If your kid is in 6th form, you need to start campaigning. The Tories have already made massive cuts to 6th form funding and are set to cut even more. This means bigger class sizes and fewer subjects. The government is hoping you won’t make a fuss. Don’t accept it. If your kid can’t choose the subjects she wants at the school she wants to attend, write to the papers, your MP, Nicky Morgan, everybody. Get together with other parents and raise hell – it’s the only way to make sure that everyone has access to a quality education.
Your local school will probably have to cut out pretty much all of its teaching assistants with the budget cuts, so it might be good to volunteer if you have time, and it’s definitely a good idea to stand for the board of governors so that you can keep an eye on things.
Ask about teacher workloads; a tired, over worked and stressed out teacher is not going to give your child the best education. If your child has a different teacher every five minutes, it means that the school has a problem. Ask what they are doing to improve teacher retention.
Boycott the SATS and the baseline tests. Testing your child at 4 is not in her benefit, it is just so a computer can make predictions about what GCSEs she should get.
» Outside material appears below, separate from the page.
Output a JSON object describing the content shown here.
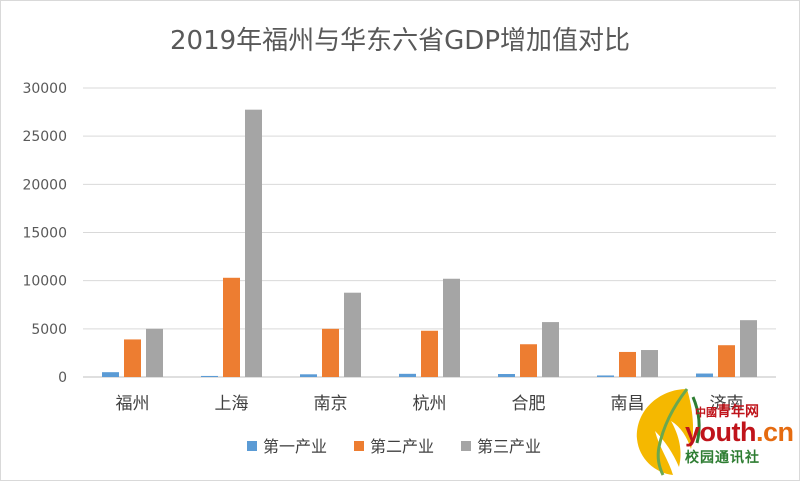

Keep a close eye on the school before testing time; if all they do is stuff for the SATS, your child is missing out on her education. Complain.
Don’t get caught up in the hype. Teachers work hard, they are trained and can be trusted; they are the ones who have a relationship with your child and care about her. School leaders, politicians and newspapers only see your child as a statistic, so they don’t care. Politicians and reporters are not educators, remember, they have no qualifications or training and they don’t know what is best for your child.